In preparing for a property division dispute, and certainly throughout the process, it is important for an individual to look at the entire picture to help to avoid unintended surprises. Many individuals understand that transfers of property between spouses incident to divorce generally do not trigger immediate tax obligations under Internal Revenue Service rules. However, it is critical to work with an experienced lawyer to fully understand the potential tax implications of the various assets in a diversified and substantial marital estate to make reasoned decisions concerning the division of property.
Capital Gains And Property Division Results
An important tax consequence that can help you to analyze value involves evaluating potential capital gains and loss rules as applied to different marital assets. It is often tempting for individuals to focus solely on the current market value of assets in setting forth goals for resolving property division issues.
In divorce, the individual who is awarded the asset retains the pre-divorce cost basis of the asset. In other words, the market value of the asset at the time of the divorce does not modify the original or adjusted cost basis. The lack of immediate tax consequence in the transfer of title to property in divorce may make it difficult to consider potential tax liabilities when comparing two assets that seem to have the same fair market value today.

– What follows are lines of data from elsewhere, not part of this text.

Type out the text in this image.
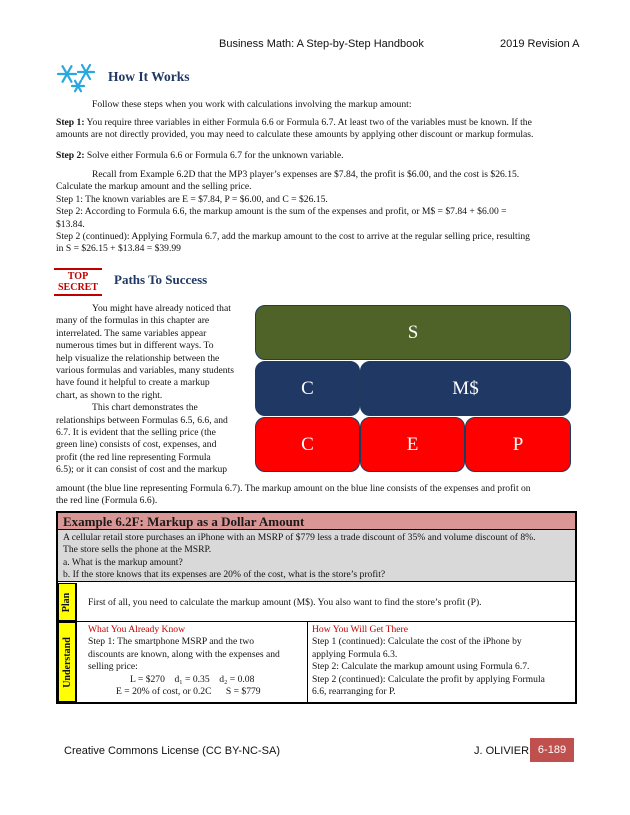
Business Math: A Step-by-Step Handbook	2019 Revision A
How It Works
Follow these steps when you work with calculations involving the markup amount:
Step 1: You require three variables in either Formula 6.6 or Formula 6.7. At least two of the variables must be known. If the
amounts are not directly provided, you may need to calculate these amounts by applying other discount or markup formulas.
Step 2: Solve either Formula 6.6 or Formula 6.7 for the unknown variable.
Recall from Example 6.2D that the MP3 player’s expenses are $7.84, the profit is $6.00, and the cost is $26.15.
Calculate the markup amount and the selling price.
Step 1: The known variables are E = $7.84, P = $6.00, and C = $26.15.
Step 2: According to Formula 6.6, the markup amount is the sum of the expenses and profit, or M$ = $7.84 + $6.00 =
$13.84.
Step 2 (continued): Applying Formula 6.7, add the markup amount to the cost to arrive at the regular selling price, resulting
in S = $26.15 + $13.84 = $39.99
TOP
SECRET
Paths To Success
You might have already noticed that
many of the formulas in this chapter are
interrelated. The same variables appear
numerous times but in different ways. To
help visualize the relationship between the
various formulas and variables, many students
have found it helpful to create a markup
chart, as shown to the right.
This chart demonstrates the
relationships between Formulas 6.5, 6.6, and
6.7. It is evident that the selling price (the
green line) consists of cost, expenses, and
profit (the red line representing Formula
6.5); or it can consist of cost and the markup
amount (the blue line representing Formula 6.7). The markup amount on the blue line consists of the expenses and profit on
the red line (Formula 6.6).
S
C	M$
C	E	P
Example 6.2F: Markup as a Dollar Amount
A cellular retail store purchases an iPhone with an MSRP of $779 less a trade discount of 35% and volume discount of 8%.
The store sells the phone at the MSRP.
a. What is the markup amount?
b. If the store knows that its expenses are 20% of the cost, what is the store’s profit?
Plan First of all, you need to calculate the markup amount (M$). You also want to find the store’s profit (P).
Understand
What You Already Know
Step 1: The smartphone MSRP and the two
discounts are known, along with the expenses and
selling price:
L = $270    d₁ = 0.35    d₂ = 0.08
E = 20% of cost, or 0.2C      S = $779
How You Will Get There
Step 1 (continued): Calculate the cost of the iPhone by
applying Formula 6.3.
Step 2: Calculate the markup amount using Formula 6.7.
Step 2 (continued): Calculate the profit by applying Formula
6.6, rearranging for P.
Creative Commons License (CC BY-NC-SA)	J. OLIVIER 6-189
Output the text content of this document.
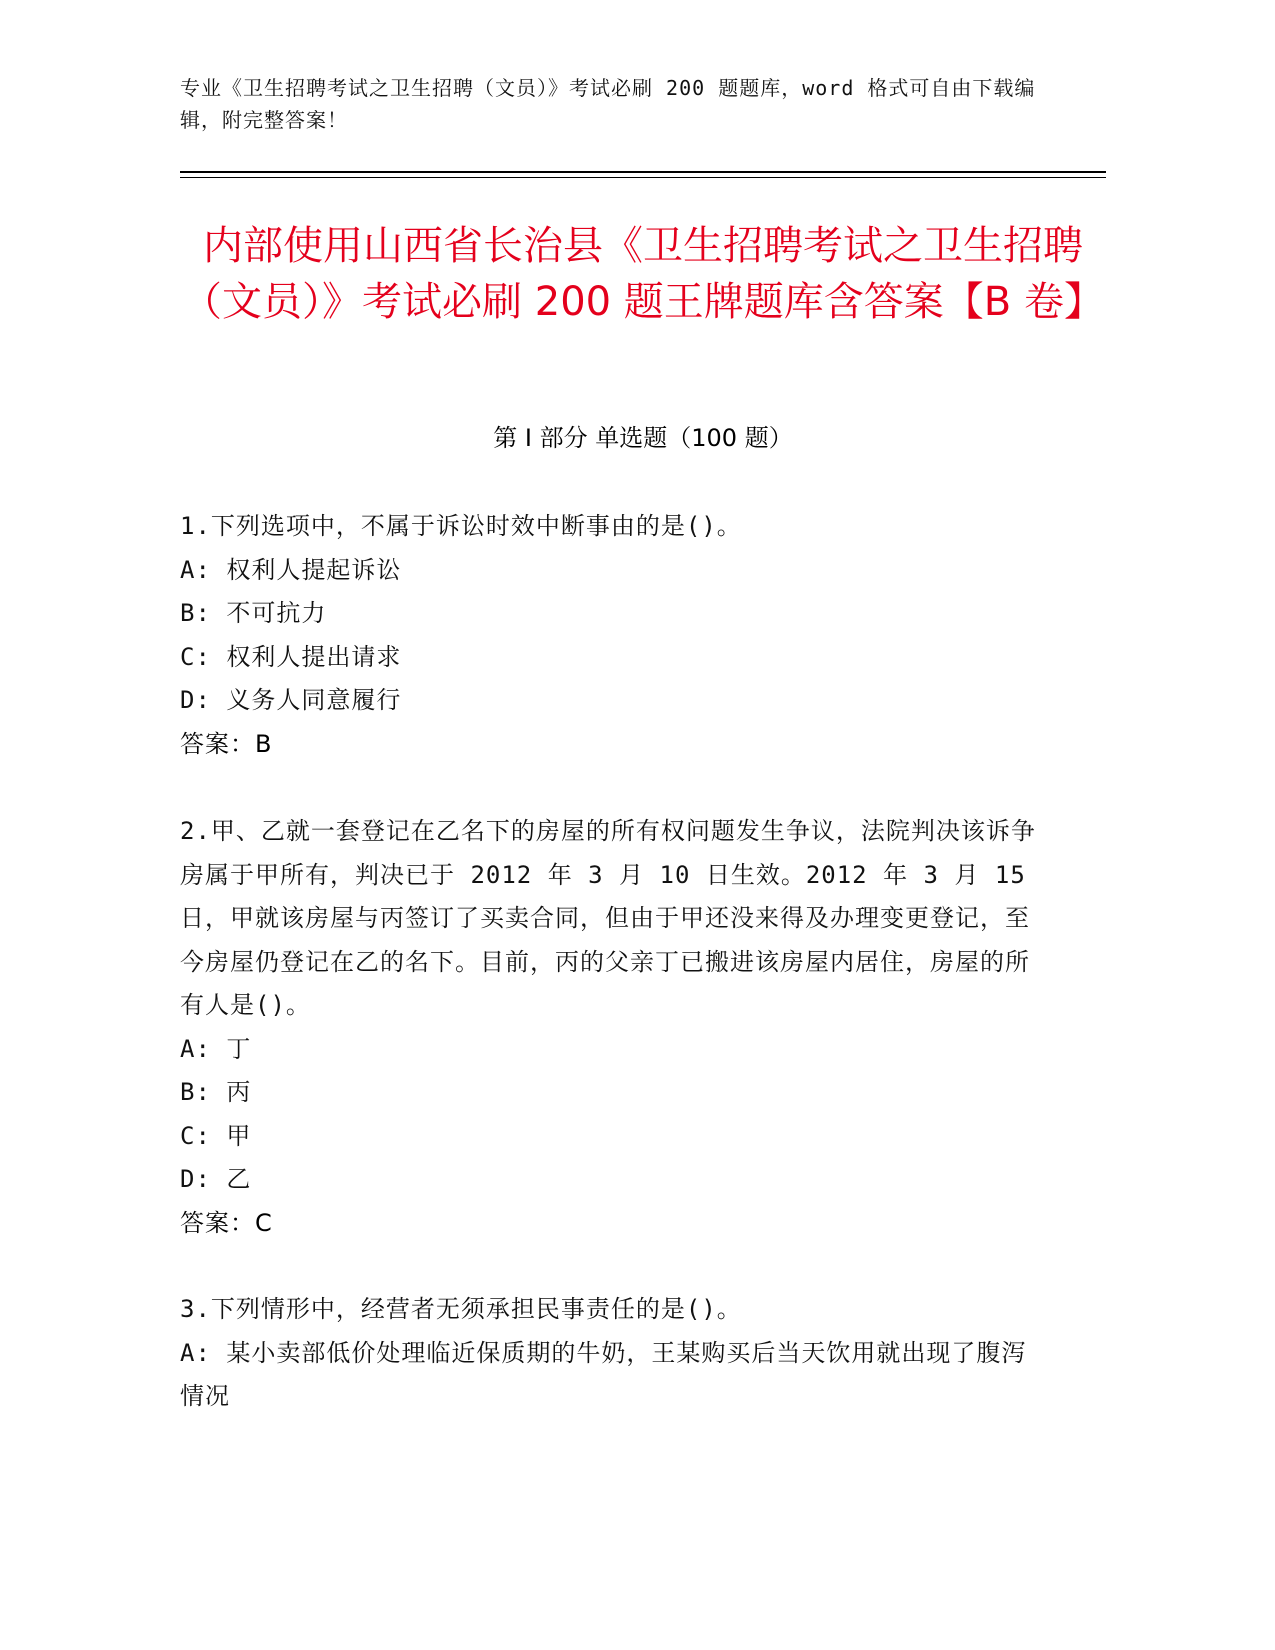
专业《卫生招聘考试之卫生招聘（文员）》考试必刷 200 题题库，word 格式可自由下载编辑，附完整答案！
内部使用山西省长治县《卫生招聘考试之卫生招聘（文员）》考试必刷 200 题王牌题库含答案【B 卷】
第 I 部分 单选题（100 题）

1.下列选项中，不属于诉讼时效中断事由的是()。

A: 权利人提起诉讼

B: 不可抗力

C: 权利人提出请求

D: 义务人同意履行

答案：B

2.甲、乙就一套登记在乙名下的房屋的所有权问题发生争议，法院判决该诉争房属于甲所有，判决已于 2012 年 3 月 10 日生效。2012 年 3 月 15 日，甲就该房屋与丙签订了买卖合同，但由于甲还没来得及办理变更登记，至今房屋仍登记在乙的名下。目前，丙的父亲丁已搬进该房屋内居住，房屋的所有人是()。

A: 丁

B: 丙

C: 甲

D: 乙

答案：C

3.下列情形中，经营者无须承担民事责任的是()。

A: 某小卖部低价处理临近保质期的牛奶，王某购买后当天饮用就出现了腹泻情况
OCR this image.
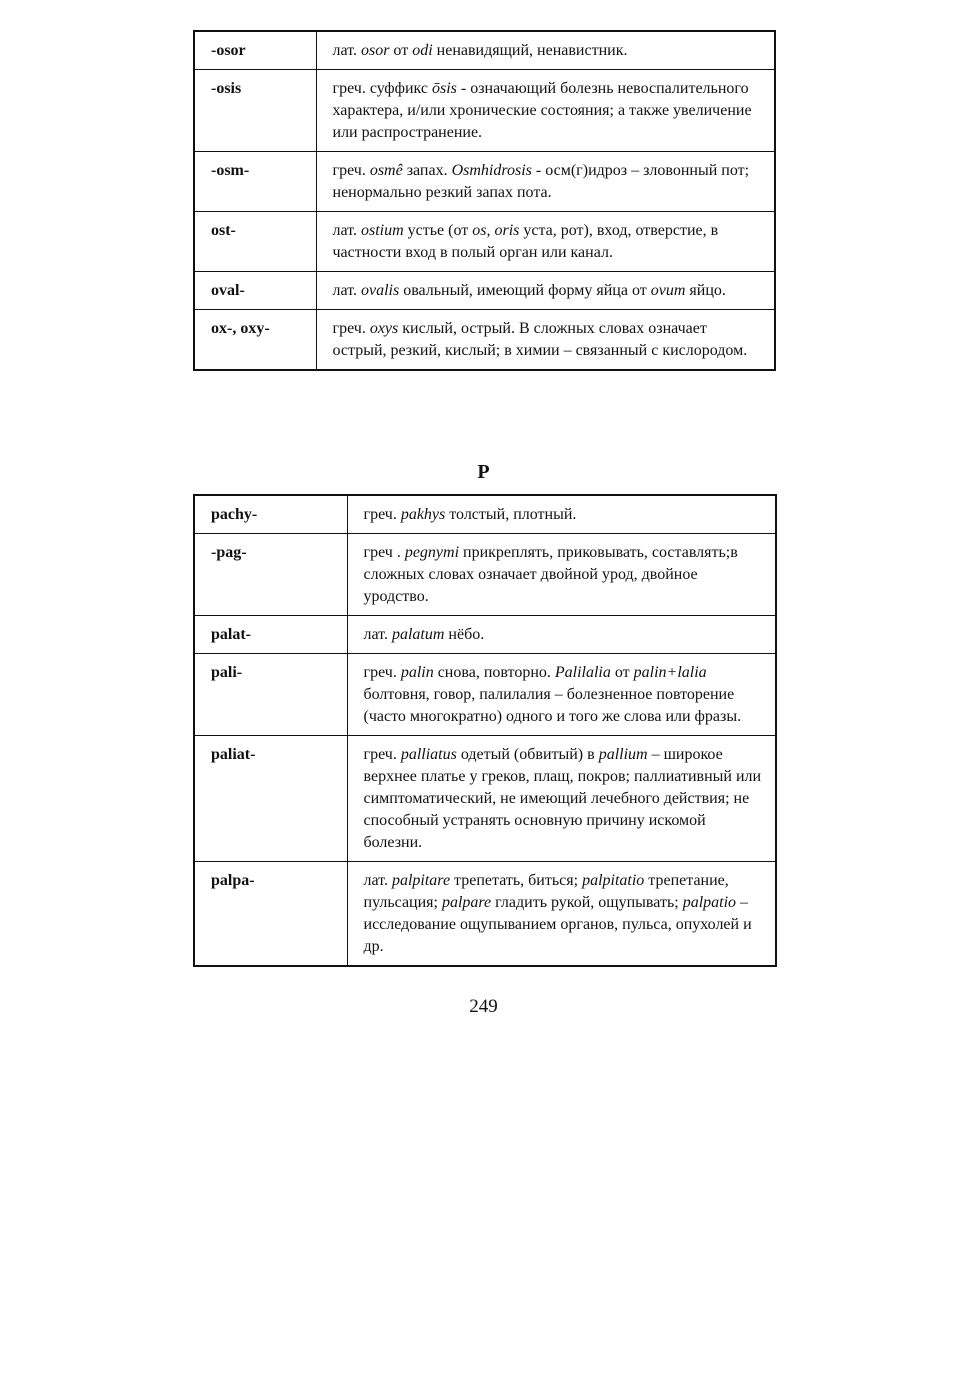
-osor	лат. osor от odi ненавидящий, ненавистник.
-osis	греч. суффикс ōsis - означающий болезнь невоспалительного характера, и/или хронические состояния; а также увеличение или распространение.
-osm-	греч. osmê запах. Osmhidrosis - осм(г)идроз – зловонный пот; ненормально резкий запах пота.
ost-	лат. ostium устье (от os, oris уста, рот), вход, отверстие, в частности вход в полый орган или канал.
oval-	лат. ovalis овальный, имеющий форму яйца от ovum яйцо.
ox-, oxy-	греч. oxys кислый, острый. В сложных словах означает острый, резкий, кислый; в химии – связанный с кислородом.
P
pachy-	греч. pakhys толстый, плотный.
-pag-	греч . pegnymi прикреплять, приковывать, составлять;в сложных словах означает двойной урод, двойное уродство.
palat-	лат. palatum нёбо.
pali-	греч. palin снова, повторно. Palilalia от palin+lalia болтовня, говор, палилалия – болезненное повторение (часто многократно) одного и того же слова или фразы.
paliat-	греч. palliatus одетый (обвитый) в pallium – широкое верхнее платье у греков, плащ, покров; паллиативный или симптоматический, не имеющий лечебного действия; не способный устранять основную причину искомой болезни.
palpa-	лат. palpitare трепетать, биться; palpitatio трепетание, пульсация; palpare гладить рукой, ощупывать; palpatio – исследование ощупыванием органов, пульса, опухолей и др.
249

If the cost basis of one of the assets is low, while the cost basis of the second asset is relatively higher, the potential capital gains obligations will differ between the assets if you choose to sell, liquidate or otherwise dispose of the assets in the near future. If multiplied across many assets, the capital gains obligations may lead to high expenses for an individual—diluting the overall fairness of the property division plan. Analyzing these issues at the outset may help you in setting goals and in determining what assets to pursue to protect your future stability.
Market Forces Are Also A Factor
Clearly, there is no bulletproof formula for determining the future value of all assets in your marital estate. Appreciation or declines in market values can vary greatly between differing assets—and the investments remain subject to market risk, legislative risk, political risk and other factors for those investments that are held on a long-term basis. However, understanding the interplay of cost basis and current market value may provide you with a better insight into overall values of assets in the marital estate.